Record companies can prove that Jammie Thomas-Rasset's computer was used to download copyrighted files, an expert testified Tuesday, but her attorney contended that doesn't prove that she was clicking the mouse at the time.

As Thomas-Rasset's retrial in Minnesota federal court continued, recording companies spent the day presenting evidence they said will prove she is guilty of illegally downloading and distributing more than 1,700 songs through software she said she hadn't even heard of until the lawsuit.

Thomas-Rasset, of Brainerd, Minn., who owns close to 300 CDs and did a case study on Napster in college, took the stand to defend herself for a second time against claims by the Recording Industry Association of America (RIAA) that she illegally downloaded and distributed 1,702 songs through Kazaa, an online file-sharing network.

Her original 2007 trial and this week's retrial are the first cases to go to a jury trial in a recording company campaign of more than 30,000 suits against alleged copyright infringers.

Judge Michael Davis granted a retrial because he had given incorrect instructions to the jury.

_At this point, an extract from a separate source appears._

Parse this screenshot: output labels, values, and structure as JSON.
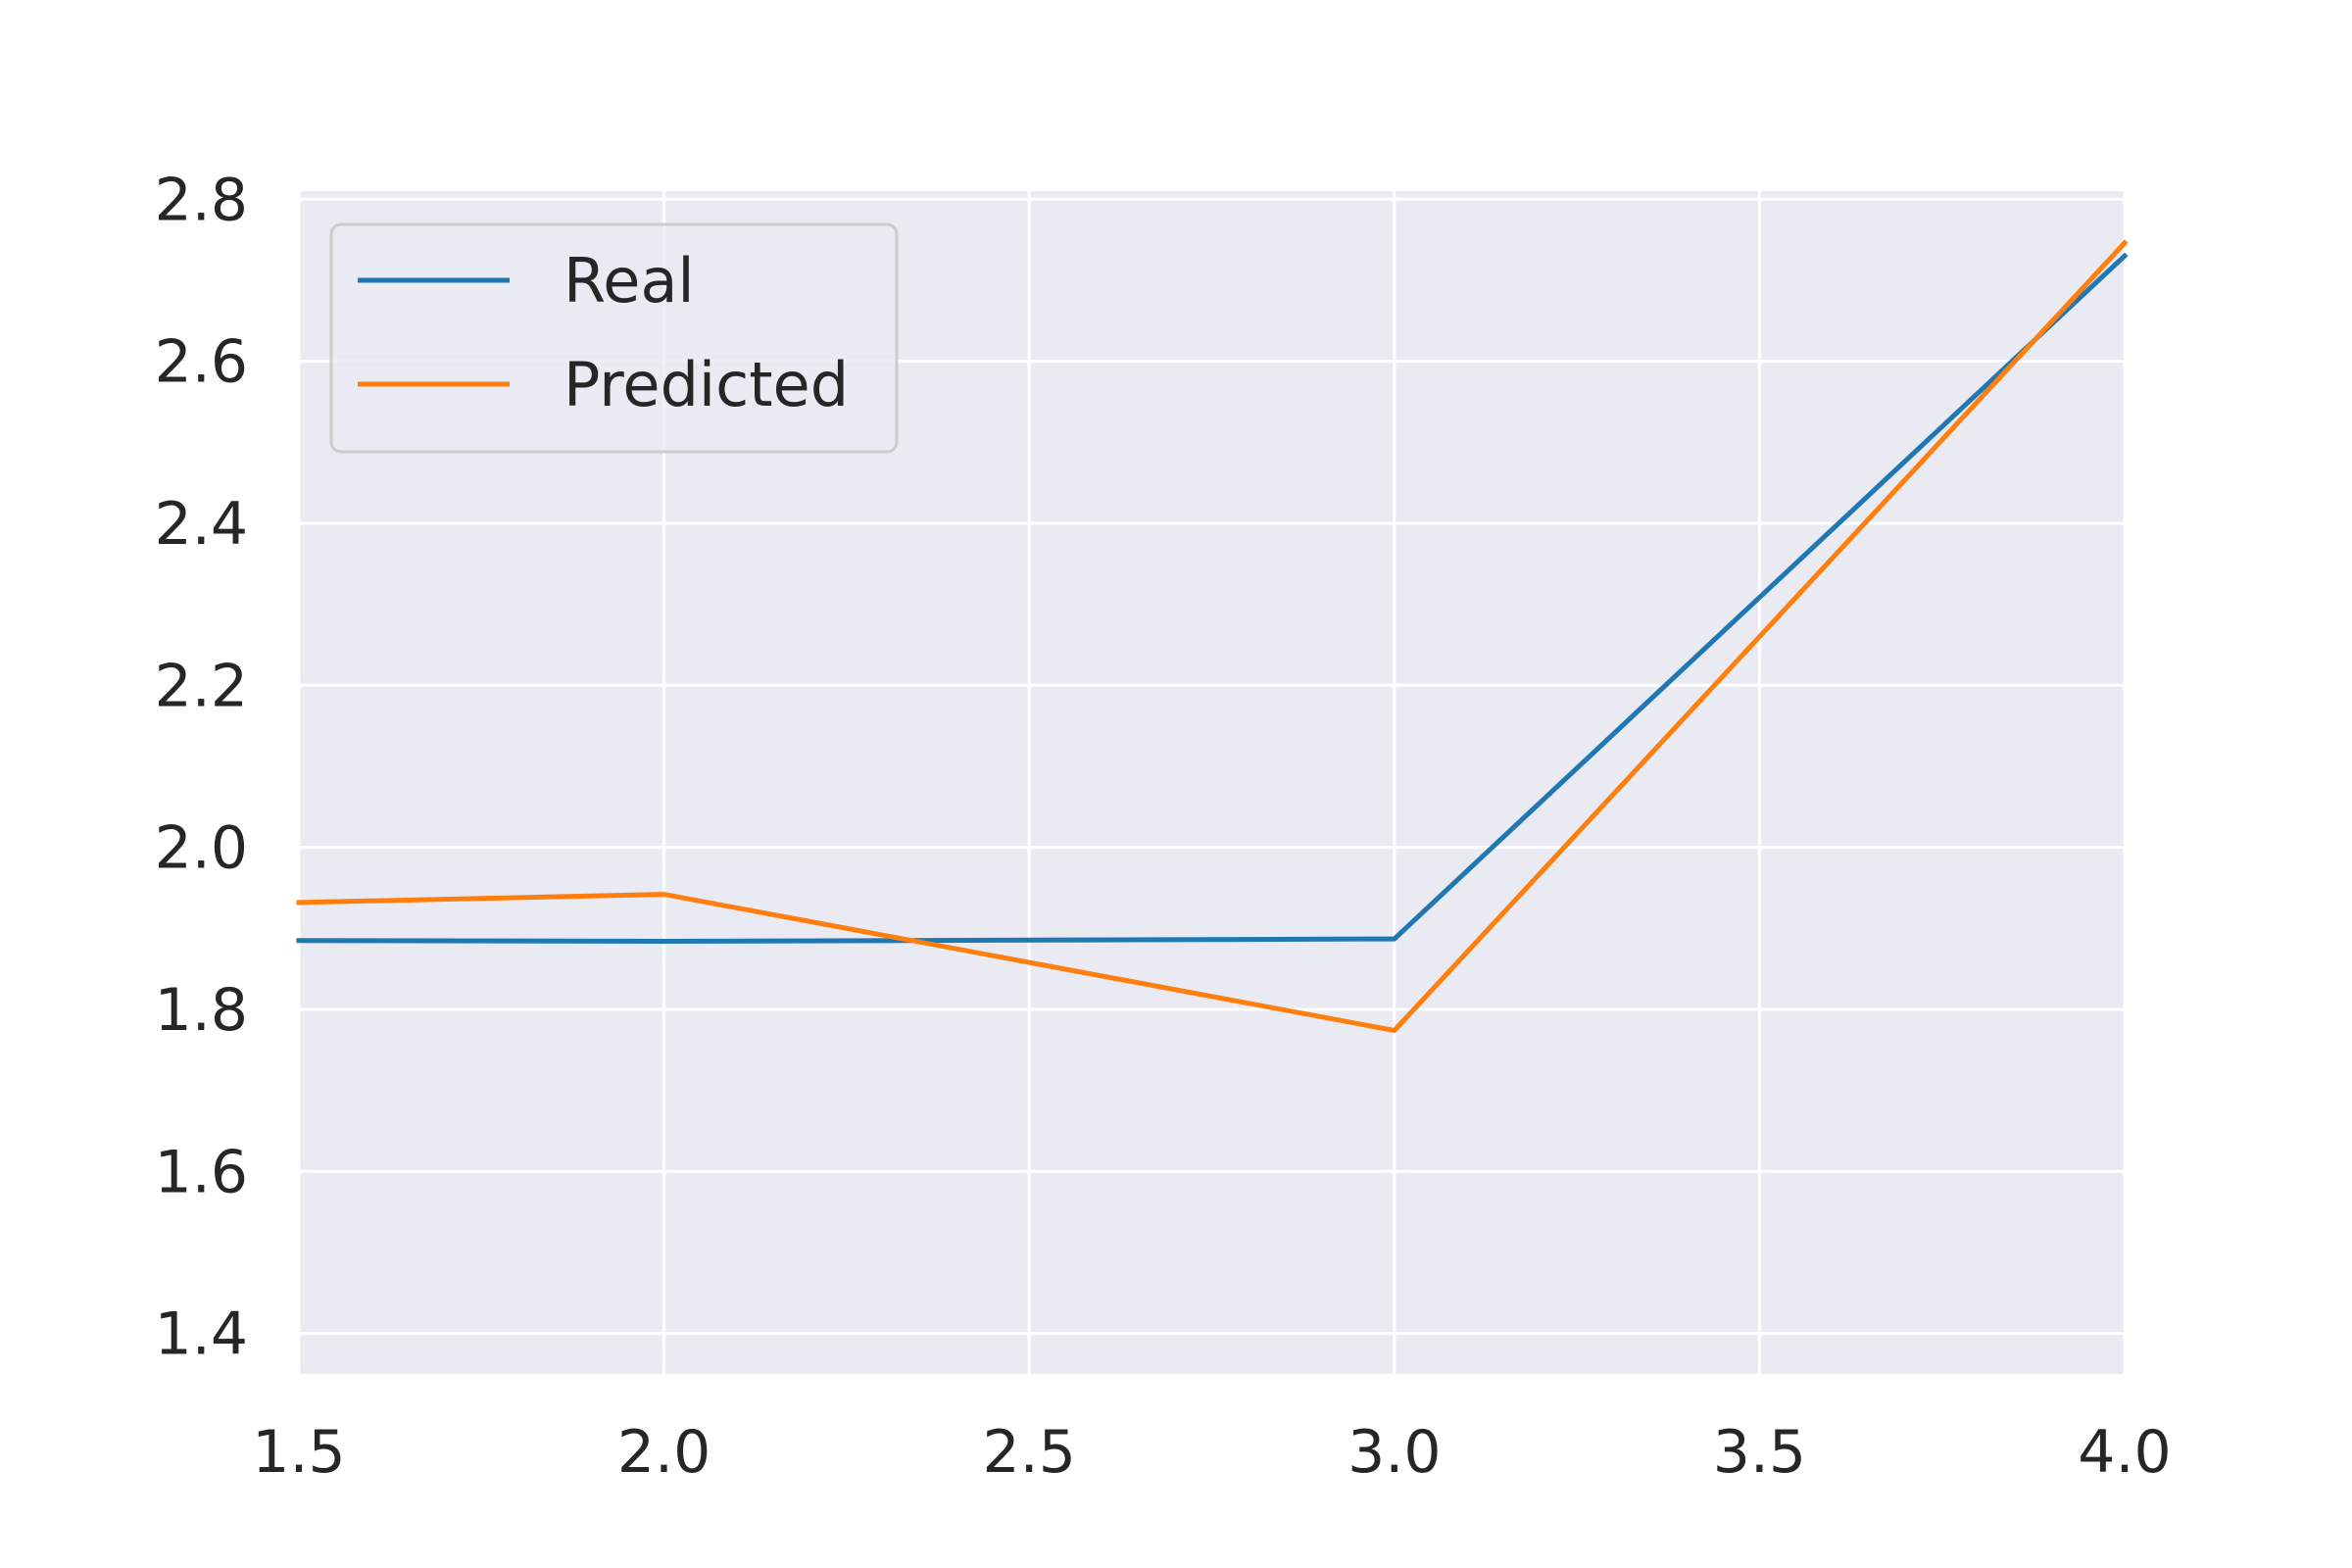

He had told jurors that they should consider it copyright infringement simply if somebody makes the music files available to other users. But Davis, after reviewing the case, decided that others would have had to actually download the files in order for infringement to have occurred.

The jury found Thomas-Rasset liable in the first case and ordered her to pay $220,000 in damages, but it will be harder to prove that others downloaded the songs that allegedly came from her computer; there is no way to tell who, if anyone, has downloaded a file from a shared folder on Kazaa.

Doug Jacobson, a computer network expert held on retainer in more than 300 of the RIAA's cases against alleged copyright infringers, testified that someone at Thomas-Rasset's computer was guilty of downloading, as evident by the fingerprints her Internet Protocol address and modem number left on the downloaded files. That is consistent with the findings of an investigation done by MediaSentry, a company hired by the record companies to find information on file-sharers.

But Jacobson agreed when defense attorney Joe Sibley said the screen shots that capture that data can't prove who was sitting at the computer and downloading the songs.

"Not the physical human being," Jacobson said.

When Thomas-Rasset took the stand, she continued to deny that she had ever used Kazaa to download a song. RIAA lead attorney Timothy Reynolds asked Thomas-Rasset, who admits she likes many of the songs she allegedly downloaded and had a working knowledge of peer-to-peer file-sharing, if she had used Kazaa before the lawsuit.

"I had never heard of Kazaa," Thomas-Rasset replied.

The RIAA spent most of Tuesday trying to prove that Thomas-Rasset covered up her illegal downloading by swapping out her computer hard drive in 2005 before the record companies could subpoena it.

Duluth Best Buy Geek Squad manager Ryyan Maki testified that Thomas-Rasset had her hard drive replaced after she learned the RIAA was going to sue her. Under cross-examination, he said the hard drive must have been truly defective, not simply swapped out, or Best Buy wouldn't have replaced it under its warranty policy.

Today, the recording companies are expected to bring their last witnesses to the stand. The defense said it will probably call Thomas-Rasset again before its closing remarks.